5G Policy Management for Zero Trust

5G Policy Management for Zero Trust

April 2026

Mobile Network Operators (MNOs) face increasing security complexity driven by massive scale, multi-vendor environments, and the need to operate legacy and 5G networks in parallel. This white paper shows how Zero Trust Architecture (ZTA) can be practically applied to 5G and cloud-native networks by adapting the NIST SP 800-207 model—incorporating Policy Enforcement Points (PEPs), Policy Decision Points (PDPs), Policy Engine (PE), and Policy Administrator (PA)—into a continuous, context-aware, and auditable security framework. It introduces a closed-loop policy model in which real-time telemetry from across the network (devices via RAN, core, and cloud) continuously informs and refines policy decisions and enforcement.  

Why it matters: Robust policy management is what operationalizes Zero Trust, translating architectural principles into enforceable, scalable, and continuously adaptive security controls across distributed 5G environments. By defining how policies are created, evaluated, executed, and enforced across domains, it enables consistent, automated decisioning at scale while reducing operational complexity and configuration drift. When combined with telemetry, enforcement points, and cloud-native automation (e.g., Policy as Code and CI/CD), policy management allows operators to dynamically adapt to risk and enforce fine-grained access controls across multi-vendor ecosystems.
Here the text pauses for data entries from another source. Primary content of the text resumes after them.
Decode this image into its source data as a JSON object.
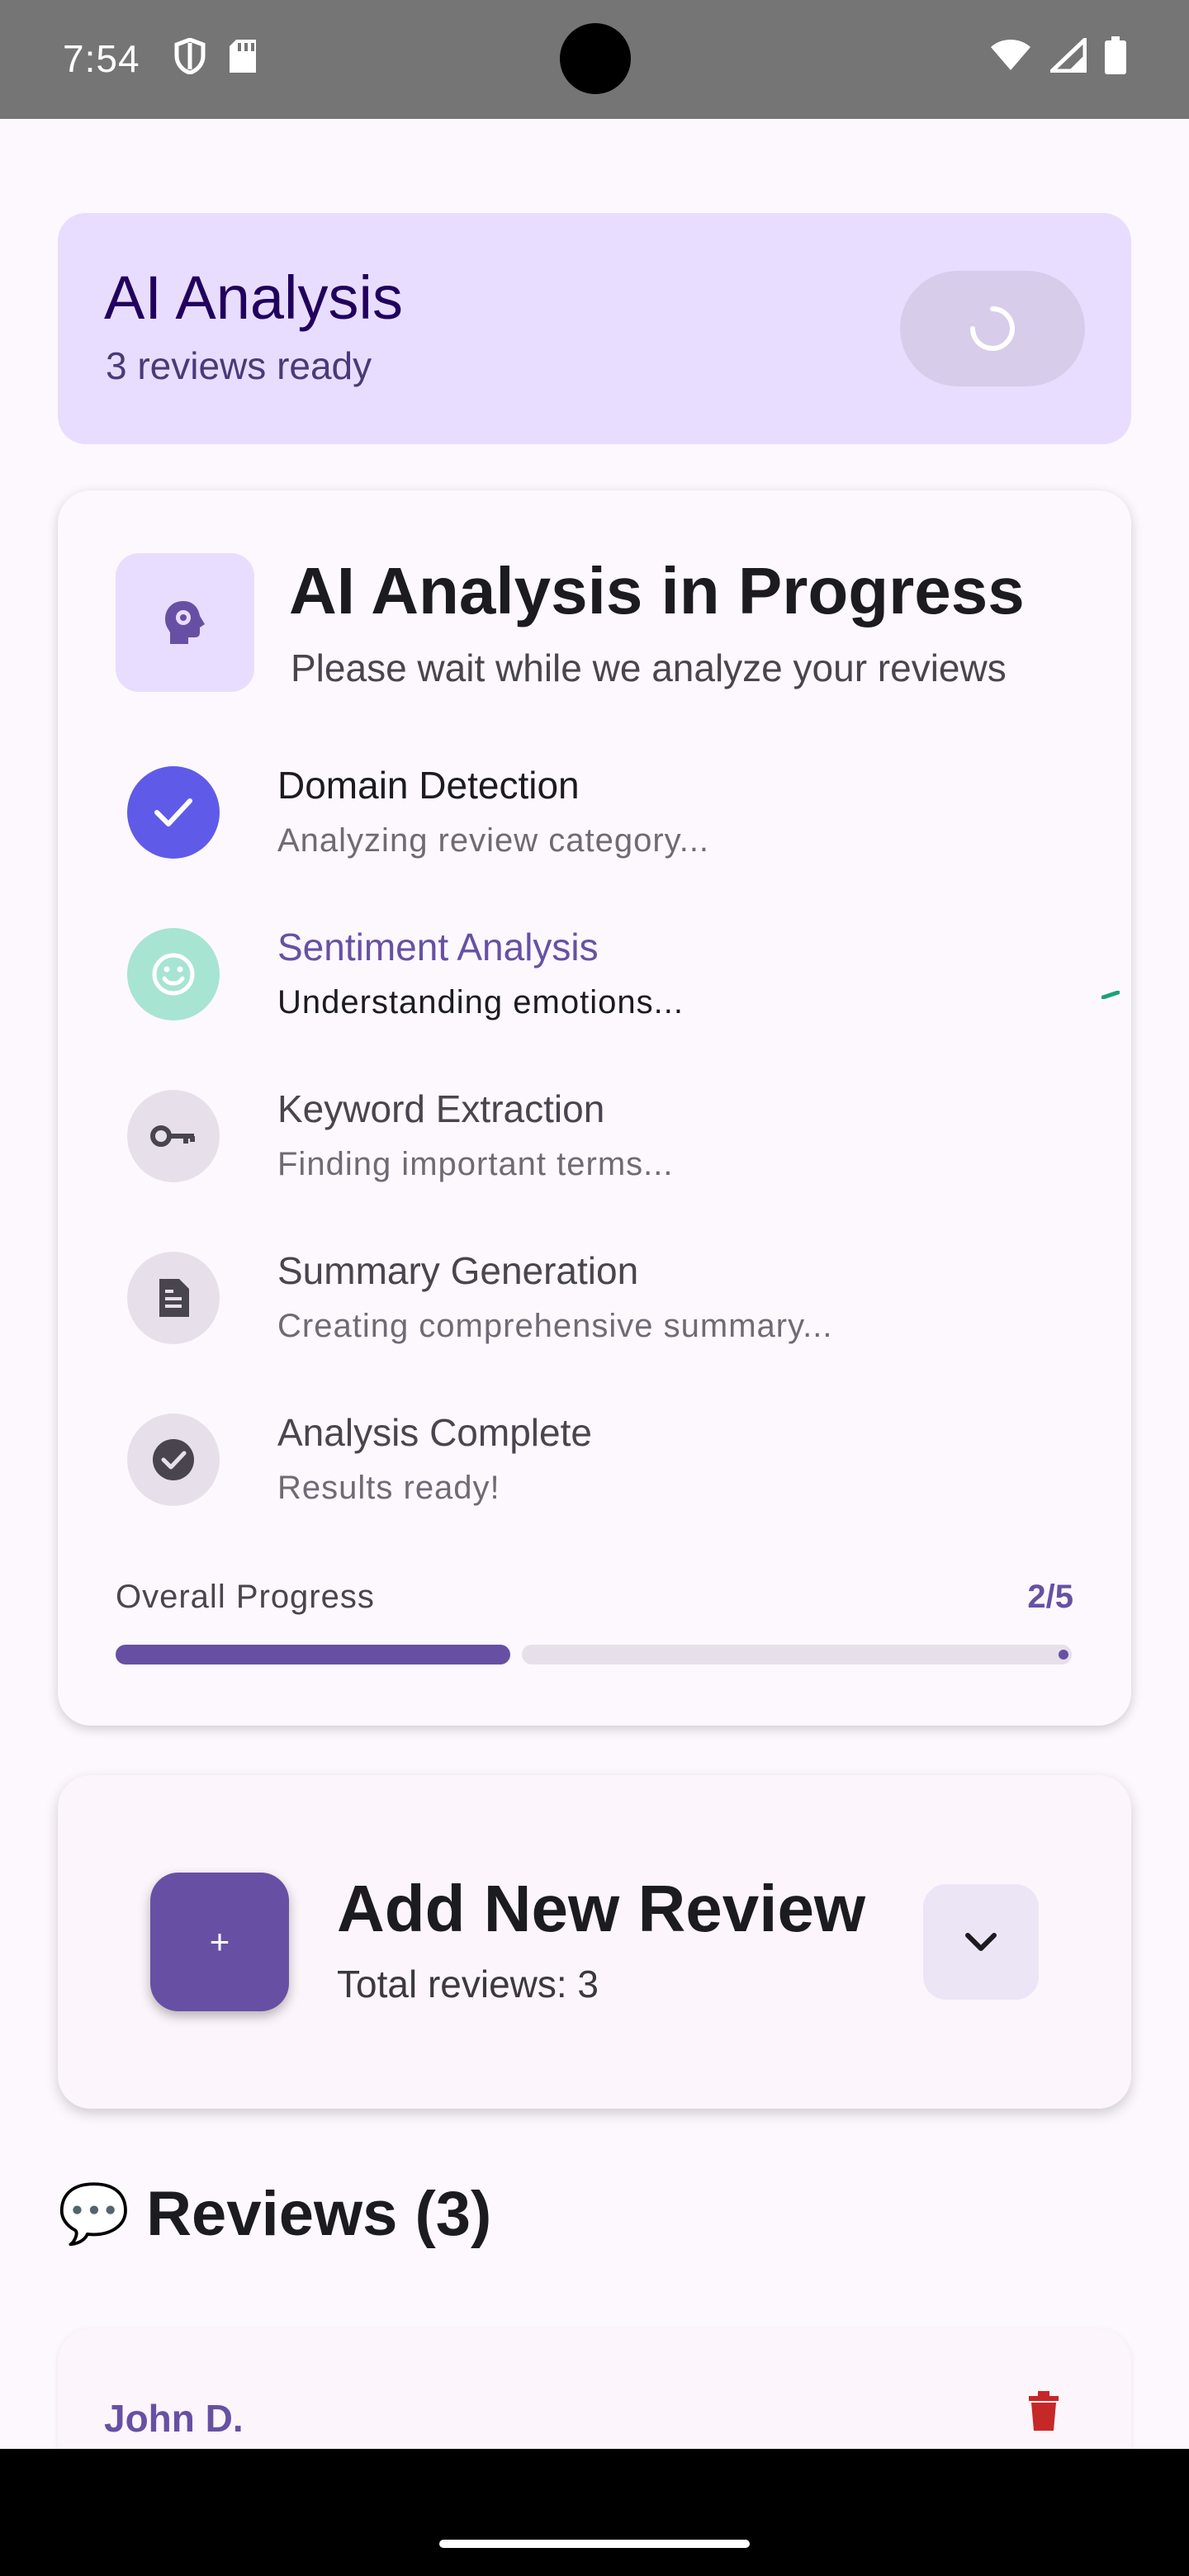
{
  "status_bar": {
    "time": "7:54"
  },
  "header": {
    "title": "AI Analysis",
    "subtitle": "3 reviews ready"
  },
  "progress": {
    "title": "AI Analysis in Progress",
    "subtitle": "Please wait while we analyze your reviews",
    "steps": [
      {
        "title": "Domain Detection",
        "desc": "Analyzing review category...",
        "state": "done"
      },
      {
        "title": "Sentiment Analysis",
        "desc": "Understanding emotions...",
        "state": "active"
      },
      {
        "title": "Keyword Extraction",
        "desc": "Finding important terms...",
        "state": "pending"
      },
      {
        "title": "Summary Generation",
        "desc": "Creating comprehensive summary...",
        "state": "pending"
      },
      {
        "title": "Analysis Complete",
        "desc": "Results ready!",
        "state": "pending"
      }
    ],
    "overall_label": "Overall Progress",
    "overall_value": "2/5",
    "overall_fraction": 0.4
  },
  "add_review": {
    "fab_label": "+",
    "title": "Add New Review",
    "subtitle": "Total reviews: 3"
  },
  "reviews": {
    "emoji": "💬",
    "title": "Reviews (3)",
    "items": [
      {
        "author": "John D."
      }
    ]
  },
  "colors": {
    "primary": "#6750A4",
    "active_step": "#A8E4D2",
    "done_step": "#5F5BE8",
    "delete": "#C62828",
    "header_bg": "#E9DDFF"
  },
  "icons": {
    "status_left": [
      "shield-icon",
      "sd-card-icon"
    ],
    "status_right": [
      "wifi-icon",
      "signal-icon",
      "battery-icon"
    ],
    "steps": [
      "check-icon",
      "smile-icon",
      "key-icon",
      "document-icon",
      "check-circle-icon"
    ]
  }
}
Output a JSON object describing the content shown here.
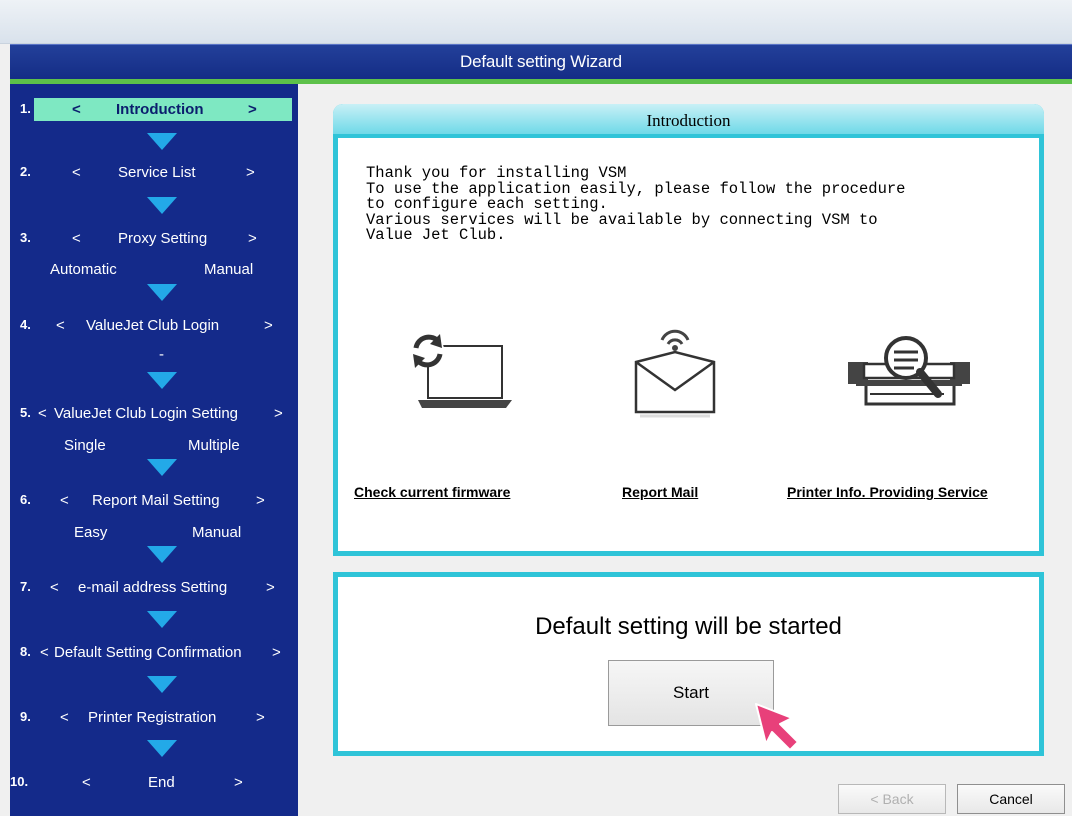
{
  "window": {
    "title": "Default setting Wizard"
  },
  "sidebar": {
    "steps": [
      {
        "num": "1.",
        "label": "Introduction",
        "active": true
      },
      {
        "num": "2.",
        "label": "Service List"
      },
      {
        "num": "3.",
        "label": "Proxy Setting",
        "options": [
          "Automatic",
          "Manual"
        ]
      },
      {
        "num": "4.",
        "label": "ValueJet Club Login",
        "options": [
          "-"
        ]
      },
      {
        "num": "5.",
        "label": "ValueJet Club Login Setting",
        "options": [
          "Single",
          "Multiple"
        ]
      },
      {
        "num": "6.",
        "label": "Report Mail Setting",
        "options": [
          "Easy",
          "Manual"
        ]
      },
      {
        "num": "7.",
        "label": "e-mail address Setting"
      },
      {
        "num": "8.",
        "label": "Default Setting Confirmation"
      },
      {
        "num": "9.",
        "label": "Printer Registration"
      },
      {
        "num": "10.",
        "label": "End"
      }
    ],
    "prev_symbol": "<",
    "next_symbol": ">"
  },
  "intro": {
    "title": "Introduction",
    "text": "Thank you for installing VSM\nTo use the application easily, please follow the procedure\nto configure each setting.\nVarious services will be available by connecting VSM to\nValue Jet Club.",
    "features": [
      {
        "label": "Check current firmware",
        "icon": "firmware-update-icon"
      },
      {
        "label": "Report Mail",
        "icon": "mail-icon"
      },
      {
        "label": "Printer Info. Providing Service",
        "icon": "printer-search-icon"
      }
    ]
  },
  "start": {
    "message": "Default setting will be started",
    "button_label": "Start"
  },
  "footer": {
    "back_label": "< Back",
    "cancel_label": "Cancel"
  },
  "colors": {
    "sidebar_bg": "#142a8a",
    "active_step": "#7ee8c2",
    "arrow": "#23a9e8",
    "panel_border": "#2fc4d8",
    "title_bar": "#1a3590",
    "accent_green": "#5dc14a",
    "cursor": "#e8407a"
  }
}
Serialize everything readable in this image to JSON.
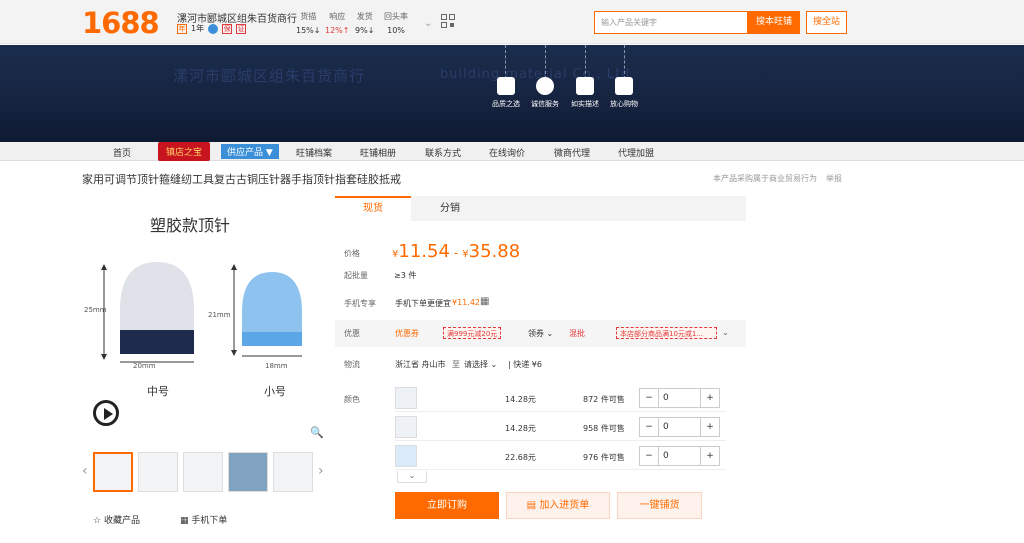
{
  "header": {
    "logo": "1688",
    "shop_name": "漯河市郾城区组朱百货商行",
    "year": "1年",
    "stats": [
      {
        "label": "货描",
        "value": "15%↓"
      },
      {
        "label": "响应",
        "value": "12%↑"
      },
      {
        "label": "发货",
        "value": "9%↓"
      },
      {
        "label": "回头率",
        "value": "10%"
      }
    ],
    "search_placeholder": "输入产品关键字",
    "search_shop": "搜本旺铺",
    "search_all": "搜全站"
  },
  "banner": {
    "name_cn": "漯河市郾城区组朱百货商行",
    "name_en": "building material Co., Ltd",
    "items": [
      "品质之选",
      "诚信服务",
      "如实描述",
      "放心购物"
    ]
  },
  "nav": {
    "items": [
      "首页",
      "旺铺档案",
      "旺铺相册",
      "联系方式",
      "在线询价",
      "微商代理",
      "代理加盟"
    ],
    "badge": "镇店之宝",
    "supply": "供应产品 ▼"
  },
  "product": {
    "title": "家用可调节顶针箍缝纫工具复古古铜压针器手指顶针指套硅胶抵戒",
    "report_note": "本产品采购属于商业贸易行为",
    "report": "举报",
    "image_title": "塑胶款顶针",
    "size_labels": [
      "25mm",
      "20mm",
      "中号",
      "21mm",
      "18mm",
      "小号"
    ],
    "fav": "收藏产品",
    "mobile_order": "手机下单"
  },
  "panel": {
    "tabs": [
      "现货",
      "分销"
    ],
    "price_label": "价格",
    "price_low": "11.54",
    "price_high": "35.88",
    "currency": "¥",
    "moq_label": "起批量",
    "moq": "≥3 件",
    "mobile_label": "手机专享",
    "mobile_text": "手机下单更便宜",
    "mobile_price": "¥11.42",
    "promo_label": "优惠",
    "coupon_label": "优惠券",
    "coupon": "满999元减20元",
    "claim": "领券",
    "mix_label": "混批",
    "mix": "本店部分商品满10元或1...",
    "logistics_label": "物流",
    "origin": "浙江省 舟山市",
    "to": "至",
    "dest": "请选择",
    "express": "快递 ¥6",
    "color_label": "颜色",
    "variants": [
      {
        "price": "14.28元",
        "stock": "872 件可售",
        "qty": "0"
      },
      {
        "price": "14.28元",
        "stock": "958 件可售",
        "qty": "0"
      },
      {
        "price": "22.68元",
        "stock": "976 件可售",
        "qty": "0"
      }
    ],
    "order_btn": "立即订购",
    "cart_btn": "加入进货单",
    "shelf_btn": "一键铺货"
  }
}
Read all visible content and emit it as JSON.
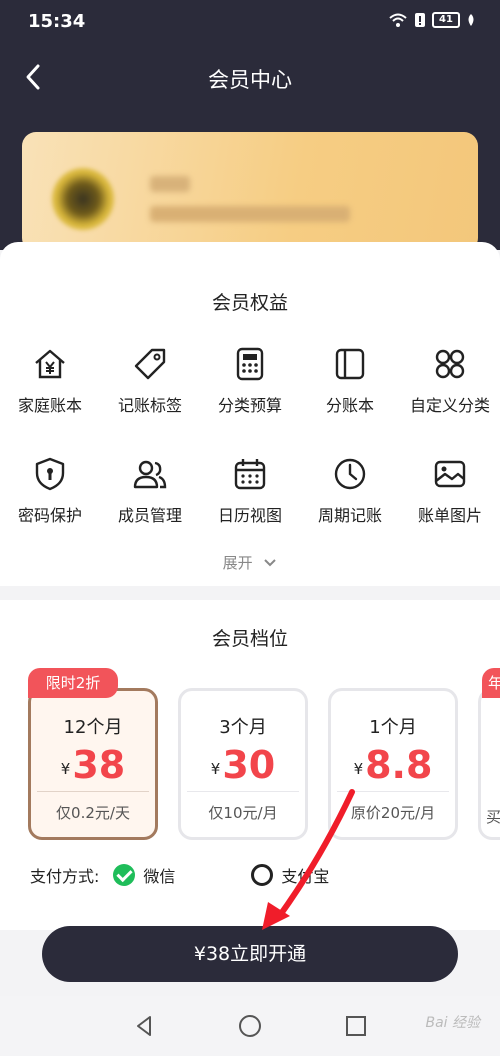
{
  "status_bar": {
    "time": "15:34",
    "battery": "41"
  },
  "nav": {
    "title": "会员中心"
  },
  "benefits": {
    "title": "会员权益",
    "items": [
      {
        "label": "家庭账本",
        "icon": "home-yen-icon"
      },
      {
        "label": "记账标签",
        "icon": "tag-icon"
      },
      {
        "label": "分类预算",
        "icon": "calculator-icon"
      },
      {
        "label": "分账本",
        "icon": "book-icon"
      },
      {
        "label": "自定义分类",
        "icon": "grid-four-icon"
      },
      {
        "label": "密码保护",
        "icon": "shield-lock-icon"
      },
      {
        "label": "成员管理",
        "icon": "users-icon"
      },
      {
        "label": "日历视图",
        "icon": "calendar-icon"
      },
      {
        "label": "周期记账",
        "icon": "clock-icon"
      },
      {
        "label": "账单图片",
        "icon": "image-icon"
      }
    ],
    "expand_label": "展开"
  },
  "plans": {
    "title": "会员档位",
    "badge": "限时2折",
    "partial_badge": "年",
    "partial_sub": "买",
    "currency": "¥",
    "options": [
      {
        "duration": "12个月",
        "price": "38",
        "note": "仅0.2元/天",
        "selected": true
      },
      {
        "duration": "3个月",
        "price": "30",
        "note": "仅10元/月",
        "selected": false
      },
      {
        "duration": "1个月",
        "price": "8.8",
        "note": "原价20元/月",
        "selected": false
      }
    ]
  },
  "payment": {
    "label": "支付方式:",
    "options": [
      {
        "name": "微信",
        "checked": true
      },
      {
        "name": "支付宝",
        "checked": false
      }
    ]
  },
  "cta": {
    "label": "¥38立即开通"
  },
  "watermark": "Bai 经验",
  "colors": {
    "header": "#2b2b3a",
    "price_red": "#f2454b",
    "badge_red": "#f2545a",
    "wechat_green": "#1fbd5a",
    "selected_border": "#a37a5e"
  }
}
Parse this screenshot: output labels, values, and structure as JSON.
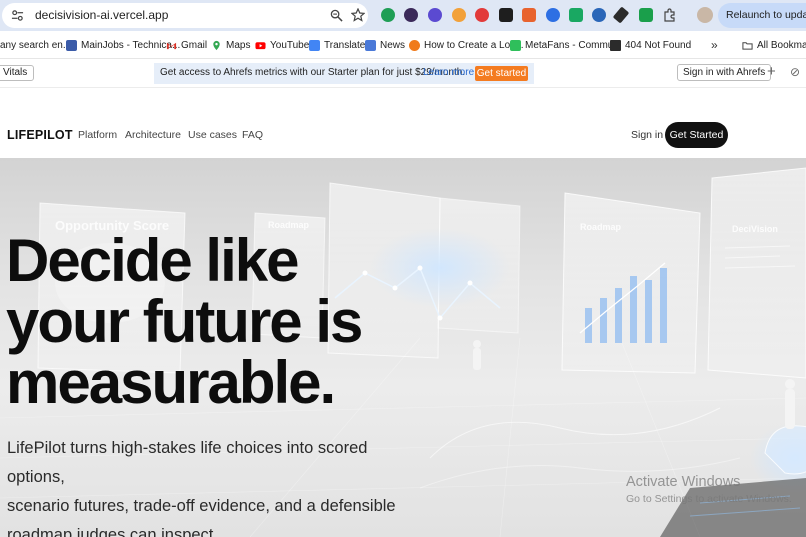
{
  "browser": {
    "url": "decisivision-ai.vercel.app",
    "relaunch_label": "Relaunch to update",
    "bookmarks": [
      {
        "label": "any search en...",
        "icon": "bookmark-icon"
      },
      {
        "label": "MainJobs - Technica...",
        "icon": "mainjobs-icon"
      },
      {
        "label": "Gmail",
        "icon": "gmail-icon"
      },
      {
        "label": "Maps",
        "icon": "maps-icon"
      },
      {
        "label": "YouTube",
        "icon": "youtube-icon"
      },
      {
        "label": "Translate",
        "icon": "translate-icon"
      },
      {
        "label": "News",
        "icon": "news-icon"
      },
      {
        "label": "How to Create a Loc...",
        "icon": "howto-icon"
      },
      {
        "label": "MetaFans - Commu...",
        "icon": "metafans-icon"
      },
      {
        "label": "404 Not Found",
        "icon": "notfound-icon"
      }
    ],
    "more_label": "»",
    "all_bookmarks_label": "All Bookmarks",
    "ahrefs": {
      "vitals_label": "Vitals",
      "promo_text": "Get access to Ahrefs metrics with our Starter plan for just $29/month.",
      "learn_more": "Learn more",
      "get_started": "Get started",
      "sign_in": "Sign in with Ahrefs"
    }
  },
  "site": {
    "logo": "LIFEPILOT",
    "nav": [
      "Platform",
      "Architecture",
      "Use cases",
      "FAQ"
    ],
    "sign_in": "Sign in",
    "cta": "Get Started"
  },
  "hero": {
    "headline": [
      "Decide like",
      "your future is",
      "measurable."
    ],
    "subhead": [
      "LifePilot turns high-stakes life choices into scored options,",
      "scenario futures, trade-off evidence, and a defensible",
      "roadmap judges can inspect."
    ],
    "panel_labels": [
      "Opportunity Score",
      "Roadmap",
      "Roadmap",
      "DeciVision"
    ]
  },
  "watermark": {
    "title": "Activate Windows",
    "subtitle": "Go to Settings to activate Windows."
  },
  "colors": {
    "chrome": "#dfe7f5",
    "accent_orange": "#f47b20",
    "cta_black": "#111111"
  }
}
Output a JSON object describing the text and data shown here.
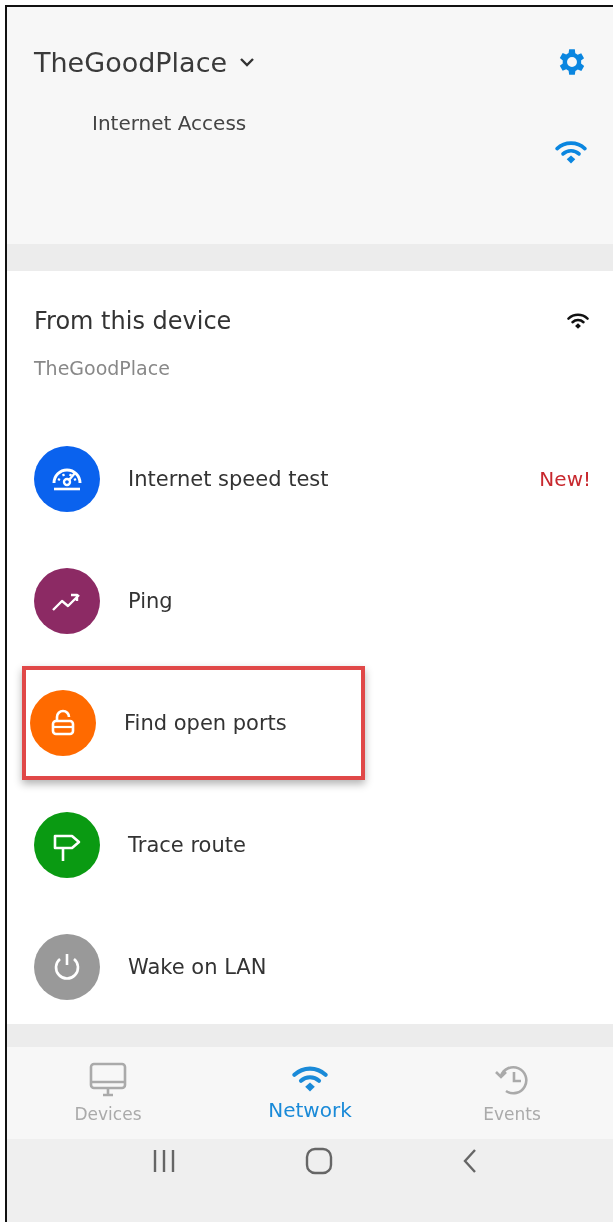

Equally important, the paper’s practical recommendations provide a clear path to implementation, standardizing roles and policy flows, enabling closed-loop enforcement across domains, defining cross-domain policy semantics, and operationalizing through orchestration and automation. Together, these recommendations move Zero Trust policy management from theory to deployable practice, helping operators strengthen security posture while accelerating service delivery and future-proofing networks for 6G evolution.